|M.Sc Student||Vitkin Edward|
|Subject||Functional Genomics Based Approach for Reconstruction of|
Genome Scale Metabolic Network Models
|Department||Department of Computer Science||Supervisor||Professor Tomer Shlomi|
|Full Thesis text|
Introduction: Genome-scale metabolic network reconstructions are considered as key step in quantifying the genotype-phenotype relationship. There are two major computational challenges for automatic network reconstructions: (i) the identification of missing reactions in a metabolic network (gap-filling), and (ii) the association of genes with the network reactions (gene-assignment).Flux analysis techniques are used to address the first challenge, while the second one is commonly addressed by functional genomics data based approaches.
Algorithm: Here, we present MIRAGE - a novel gap-filling approach, which identifies missing network reactions by integrating metabolic flux analysis and functional genomics data. Specifically, to reconstruct a metabolic network model for an organism of interest, MIRAGE starts from a core set of reactions, whose presence is established via strong genomic evidence, and identifies missing reactions from other species that are required to activate the latter core reactions, whose presence is further supported by functional genomics data.

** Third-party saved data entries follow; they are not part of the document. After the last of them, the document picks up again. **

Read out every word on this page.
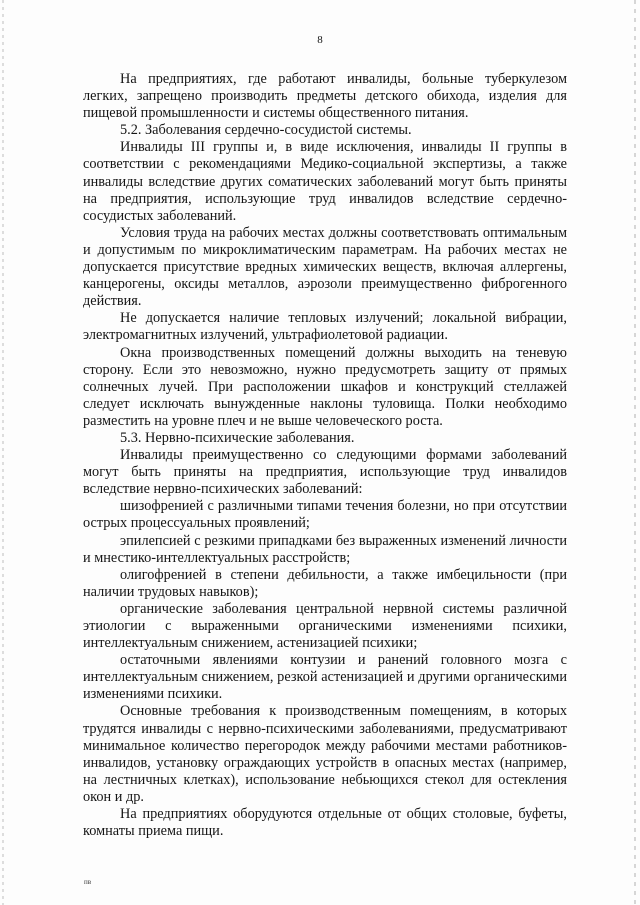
8

На предприятиях, где работают инвалиды, больные туберкулезом легких, запрещено производить предметы детского обихода, изделия для пищевой промышленности и системы общественного питания.

5.2. Заболевания сердечно-сосудистой системы.

Инвалиды III группы и, в виде исключения, инвалиды II группы в соответствии с рекомендациями Медико-социальной экспертизы, а также инвалиды вследствие других соматических заболеваний могут быть приняты на предприятия, использующие труд инвалидов вследствие сердечно-сосудистых заболеваний.

Условия труда на рабочих местах должны соответствовать оптимальным и допустимым по микроклиматическим параметрам. На рабочих местах не допускается присутствие вредных химических веществ, включая аллергены, канцерогены, оксиды металлов, аэрозоли преимущественно фиброгенного действия.

Не допускается наличие тепловых излучений; локальной вибрации, электромагнитных излучений, ультрафиолетовой радиации.

Окна производственных помещений должны выходить на теневую сторону. Если это невозможно, нужно предусмотреть защиту от прямых солнечных лучей. При расположении шкафов и конструкций стеллажей следует исключать вынужденные наклоны туловища. Полки необходимо разместить на уровне плеч и не выше человеческого роста.

5.3. Нервно-психические заболевания.

Инвалиды преимущественно со следующими формами заболеваний могут быть приняты на предприятия, использующие труд инвалидов вследствие нервно-психических заболеваний:

шизофренией с различными типами течения болезни, но при отсутствии острых процессуальных проявлений;

эпилепсией с резкими припадками без выраженных изменений личности и мнестико-интеллектуальных расстройств;

олигофренией в степени дебильности, а также имбецильности (при наличии трудовых навыков);

органические заболевания центральной нервной системы различной этиологии с выраженными органическими изменениями психики, интеллектуальным снижением, астенизацией психики;

остаточными явлениями контузии и ранений головного мозга с интеллектуальным снижением, резкой астенизацией и другими органическими изменениями психики.

Основные требования к производственным помещениям, в которых трудятся инвалиды с нервно-психическими заболеваниями, предусматривают минимальное количество перегородок между рабочими местами работников-инвалидов, установку ограждающих устройств в опасных местах (например, на лестничных клетках), использование небьющихся стекол для остекления окон и др.

На предприятиях оборудуются отдельные от общих столовые, буфеты, комнаты приема пищи.

пв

Results: The performance of MIRAGE, in comparison to previous methods, is demonstrated on the reconstruction of network models for E. coli and the cyanobacteria Synechocystis sp. PCC 6803, validated via existing networks for these species. Then, it is applied to reconstruct genome-scale metabolic network models for 36 sequenced cyanobacteria (supplied via standard SBML files; www.cs.technion.ac.il/~tomersh/tools), amenable for constraint-based modeling analysis and specifically for metabolic engineering. To demonstrate the utility of the reconstructed cyanobacteria networks, a strain design method was applied to predict gene knockouts whose implementation is expected to significantly elevate the production rate of an important nutritional product, astaxanthin.
Conclusion: The improved gap-filling performance of MIRAGE in comparison to other state-of-the-art model reconstruction methods supports the advantage of integrating of functional genomic data as part of model reconstruction. We expect MIRAGE to be used for automatic reconstructions of many other species, leading to a significant boost in the understanding of their metabolism.